In response to customer demand, LCD TV sets would be produced that offer Internet access, wireless network connectivity and include memory-card slots that allowed users to view pictures taken using digital cameras, Hsieh said.

One such vendor was Toshiba, which has announced a range of flat-panel television sets in Japan that incorporate an IEEE1394 interface and memory card slots for Smart Media, Secure Digital (SD), Multimedia Card (MMC) and Memory Stick as well as Ethernet connectivity to allow for firmware upgrades.

The first planned firmware upgrade for the TV sets includes a Web browser that would allow users to surf the Internet from their TVs.
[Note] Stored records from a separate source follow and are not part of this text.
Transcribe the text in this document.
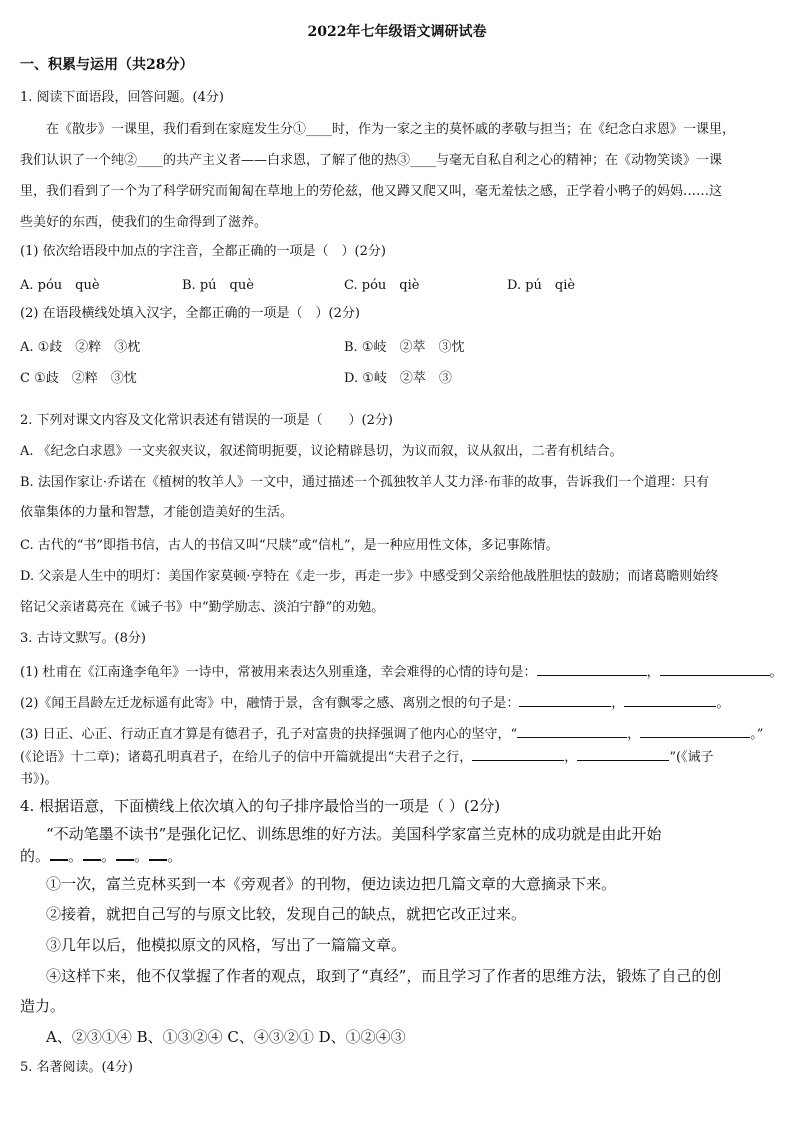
2022年七年级语文调研试卷
一、积累与运用（共28分）
1. 阅读下面语段，回答问题。(4分)
在《散步》一课里，我们看到在家庭发生分①____时，作为一家之主的莫怀戚的孝敬与担当；在《纪念白求恩》一课里，
我们认识了一个纯②____的共产主义者——白求恩，了解了他的热③____与毫无自私自利之心的精神；在《动物笑谈》一课
里，我们看到了一个为了科学研究而匍匐在草地上的劳伦兹，他又蹲又爬又叫，毫无羞怯之感，正学着小鸭子的妈妈……这
些美好的东西，使我们的生命得到了滋养。
(1) 依次给语段中加点的字注音，全都正确的一项是（　）(2分)
A. póu　què	B. pú　què	C. póu　qiè	D. pú　qiè
(2) 在语段横线处填入汉字，全都正确的一项是（　）(2分)
A. ①歧　②粹　③枕	B. ①岐　②萃　③忱
C ①歧　②粹　③忱	D. ①岐　②萃　③
2. 下列对课文内容及文化常识表述有错误的一项是（　　）(2分)
A. 《纪念白求恩》一文夹叙夹议，叙述简明扼要，议论精辟恳切，为议而叙，议从叙出，二者有机结合。
B. 法国作家让·乔诺在《植树的牧羊人》一文中，通过描述一个孤独牧羊人艾力泽·布菲的故事，告诉我们一个道理：只有
依靠集体的力量和智慧，才能创造美好的生活。
C. 古代的“书”即指书信，古人的书信又叫“尺牍”或“信札”，是一种应用性文体，多记事陈情。
D. 父亲是人生中的明灯：美国作家莫顿·亨特在《走一步，再走一步》中感受到父亲给他战胜胆怯的鼓励；而诸葛瞻则始终
铭记父亲诸葛亮在《诫子书》中“勤学励志、淡泊宁静”的劝勉。
3. 古诗文默写。(8分)
(1) 杜甫在《江南逢李龟年》一诗中，常被用来表达久别重逢，幸会难得的心情的诗句是：	，	。
(2)《闻王昌龄左迁龙标遥有此寄》中，融情于景，含有飘零之感、离别之恨的句子是：	，	。
(3) 日正、心正、行动正直才算是有德君子，孔子对富贵的抉择强调了他内心的坚守，“	，	。”
(《论语》十二章)；诸葛孔明真君子，在给儿子的信中开篇就提出“夫君子之行，	，	”(《诫子
书》)。
4. 根据语意，下面横线上依次填入的句子排序最恰当的一项是（ ）(2分)
“不动笔墨不读书”是强化记忆、训练思维的好方法。美国科学家富兰克林的成功就是由此开始
的。 。 。 。 。
①一次，富兰克林买到一本《旁观者》的刊物，便边读边把几篇文章的大意摘录下来。
②接着，就把自己写的与原文比较，发现自己的缺点，就把它改正过来。
③几年以后，他模拟原文的风格，写出了一篇篇文章。
④这样下来，他不仅掌握了作者的观点，取到了“真经”，而且学习了作者的思维方法，锻炼了自己的创
造力。
A、②③①④ B、①③②④ C、④③②① D、①②④③
5. 名著阅读。(4分)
Another company leading the development of consumer electronics products that offer capabilities more often associated with PCs is Sony. The company recently introduced its PEGA-VR100K video recorder, which can be connected to a television and contains a television tuner and connectors for a satellite receiver or DVD player.

The PEGA-VR100K can record video in MPEG4 format on a Memory Stick card. The recorded video, between 250 minutes and 1000 minutes on a 1GB Memory Stick, can be played back on a Clié personal digital assistant (PDA) from Sony.

“We believe there’s a change going on in consumer electronics. In the past people thought of them as isolated boxes,” McGregor said. “That’s not going to be true any more.”

Another reason for the convergence of the consumer electronics and PC industries was the continued strength of consumer demand for electronics and IT products, even while corporate demand has remained soft in recent years. Recognising that consumers were still willing to spend money on new products, computing hardware makers have been quick to respond by developing new digital cameras, MP3 players, and home PCs designed to operate as entertainment systems.

“We believe the future growth of IT spending will come from individual consumers and the home,” chairman and CEO of BenQ, K Y Chen, said.

Moving quickly

The PC industry’s move into consumer electronics turned up the heat on traditional consumer electronics makers, which did not share their rivals’ experience with integrating many of the functions found in desktop PCs and notebooks or with the pricing pressure faced by PC vendors that had consistently driven down prices as technology advanced, Hsieh said.

As a result, computer vendors would likely be the first to build more functions into consumer electronics devices, followed by consumer electronics companies, he said.

“Consumer electronics companies are not so familiar with the PC area and they would like to stick with the (basic) TV features,” Hsieh said.

Via’s associate vice-president of marketing, Richard Brown, said convergence between the consumer electronics and PC industries appeared to be moving quickly but he cautioned that there was still a long way to go.

While consumer electronics companies had to adapt to the technology integration and pricing pressures of the PC industry, PC makers would have to get used to working with many different types of devices rather than a standalone desktop PC or notebook, he said.